Always follow the principle of least privilege — only grant the permissions the embedded content strictly requires.
Examples
❌ Bad: using both allow-scripts and allow-same-origin
<iframe
src="https://example.com/widget"
sandbox="allow-scripts allow-same-origin">
</iframe>
This triggers the validator warning because the embedded page can use its script access combined with its preserved origin to break out of the sandbox entirely.
❌ Bad: both flags present alongside other tokens
<iframe
src="https://example.com/widget"
sandbox="allow-forms allow-scripts allow-same-origin allow-popups">
</iframe>
Even with additional tokens, the presence of both allow-scripts and allow-same-origin still defeats the sandbox.
✅ Good: allowing scripts without same-origin access
<iframe
src="https://example.com/widget"
sandbox="allow-scripts">
</iframe>
The embedded page can run JavaScript but is treated as a unique opaque origin, preventing it from accessing parent-page resources or removing its own sandbox.
✅ Good: allowing only the necessary permissions
<iframe
src="https://example.com/widget"
sandbox="allow-scripts allow-forms allow-popups">
</iframe>
This grants script execution, form submission, and popup capabilities while keeping the content sandboxed in a unique origin.

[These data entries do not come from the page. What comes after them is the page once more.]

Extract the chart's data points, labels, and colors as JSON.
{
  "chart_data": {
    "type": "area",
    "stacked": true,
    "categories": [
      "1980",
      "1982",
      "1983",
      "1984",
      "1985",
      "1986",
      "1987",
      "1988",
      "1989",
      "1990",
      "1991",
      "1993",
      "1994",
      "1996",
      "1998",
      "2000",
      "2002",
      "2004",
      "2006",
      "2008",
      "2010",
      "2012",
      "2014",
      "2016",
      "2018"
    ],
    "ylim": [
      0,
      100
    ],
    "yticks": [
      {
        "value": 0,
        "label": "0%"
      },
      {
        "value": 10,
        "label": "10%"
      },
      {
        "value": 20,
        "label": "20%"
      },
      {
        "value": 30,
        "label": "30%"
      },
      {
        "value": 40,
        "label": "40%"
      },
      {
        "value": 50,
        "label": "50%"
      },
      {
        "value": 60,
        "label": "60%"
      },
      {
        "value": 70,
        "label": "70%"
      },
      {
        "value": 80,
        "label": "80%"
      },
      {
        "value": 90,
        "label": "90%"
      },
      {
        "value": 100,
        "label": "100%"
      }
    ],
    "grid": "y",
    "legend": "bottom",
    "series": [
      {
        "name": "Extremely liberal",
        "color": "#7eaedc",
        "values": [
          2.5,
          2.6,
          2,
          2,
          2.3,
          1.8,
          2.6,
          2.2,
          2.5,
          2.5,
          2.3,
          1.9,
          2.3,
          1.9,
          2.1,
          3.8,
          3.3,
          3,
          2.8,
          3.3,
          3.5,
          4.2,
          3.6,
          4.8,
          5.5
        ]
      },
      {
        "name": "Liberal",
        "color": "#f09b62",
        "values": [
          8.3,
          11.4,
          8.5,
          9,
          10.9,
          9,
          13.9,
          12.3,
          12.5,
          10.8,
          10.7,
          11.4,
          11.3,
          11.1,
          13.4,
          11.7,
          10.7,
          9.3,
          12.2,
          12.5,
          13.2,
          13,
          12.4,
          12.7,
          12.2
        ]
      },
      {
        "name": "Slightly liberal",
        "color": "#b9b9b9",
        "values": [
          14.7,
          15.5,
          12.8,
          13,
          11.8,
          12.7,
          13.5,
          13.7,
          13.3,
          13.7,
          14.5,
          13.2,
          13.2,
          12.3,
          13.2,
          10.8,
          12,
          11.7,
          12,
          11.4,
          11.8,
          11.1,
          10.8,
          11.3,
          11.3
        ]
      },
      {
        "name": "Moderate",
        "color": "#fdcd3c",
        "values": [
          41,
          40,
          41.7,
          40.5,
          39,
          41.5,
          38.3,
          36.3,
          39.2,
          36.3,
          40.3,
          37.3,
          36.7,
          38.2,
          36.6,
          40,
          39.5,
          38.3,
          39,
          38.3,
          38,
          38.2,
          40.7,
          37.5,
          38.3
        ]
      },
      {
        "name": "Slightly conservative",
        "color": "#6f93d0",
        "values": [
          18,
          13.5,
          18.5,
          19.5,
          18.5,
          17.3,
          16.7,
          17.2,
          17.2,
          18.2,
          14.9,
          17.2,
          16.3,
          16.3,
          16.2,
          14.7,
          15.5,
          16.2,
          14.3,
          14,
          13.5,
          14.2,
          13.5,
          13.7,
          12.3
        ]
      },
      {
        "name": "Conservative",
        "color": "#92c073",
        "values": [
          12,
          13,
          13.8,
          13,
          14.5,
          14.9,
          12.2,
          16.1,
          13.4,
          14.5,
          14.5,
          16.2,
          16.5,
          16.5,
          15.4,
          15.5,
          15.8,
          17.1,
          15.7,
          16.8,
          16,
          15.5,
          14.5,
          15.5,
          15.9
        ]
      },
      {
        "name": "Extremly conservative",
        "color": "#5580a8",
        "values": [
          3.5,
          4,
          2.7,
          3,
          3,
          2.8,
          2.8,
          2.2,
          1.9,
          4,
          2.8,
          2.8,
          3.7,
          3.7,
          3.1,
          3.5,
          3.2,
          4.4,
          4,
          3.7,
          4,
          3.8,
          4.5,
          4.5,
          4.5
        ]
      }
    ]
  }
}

✅ Good: using an empty sandbox for maximum restriction
<iframe
src="https://example.com/widget"
sandbox="">
</iframe>
An empty sandbox attribute applies all restrictions — no scripts, no form submissions, no popups, no same-origin access, and more. This is the most secure option when the embedded content is purely static.
✅ Good: removing the sandbox when it provides no real benefit
<iframe
src="https://example.com/widget"
title="Example widget">
</iframe>
If you genuinely need both script execution and same-origin access, it's more honest to omit sandbox entirely and rely on other security measures, rather than including an attribute that provides a false sense of security.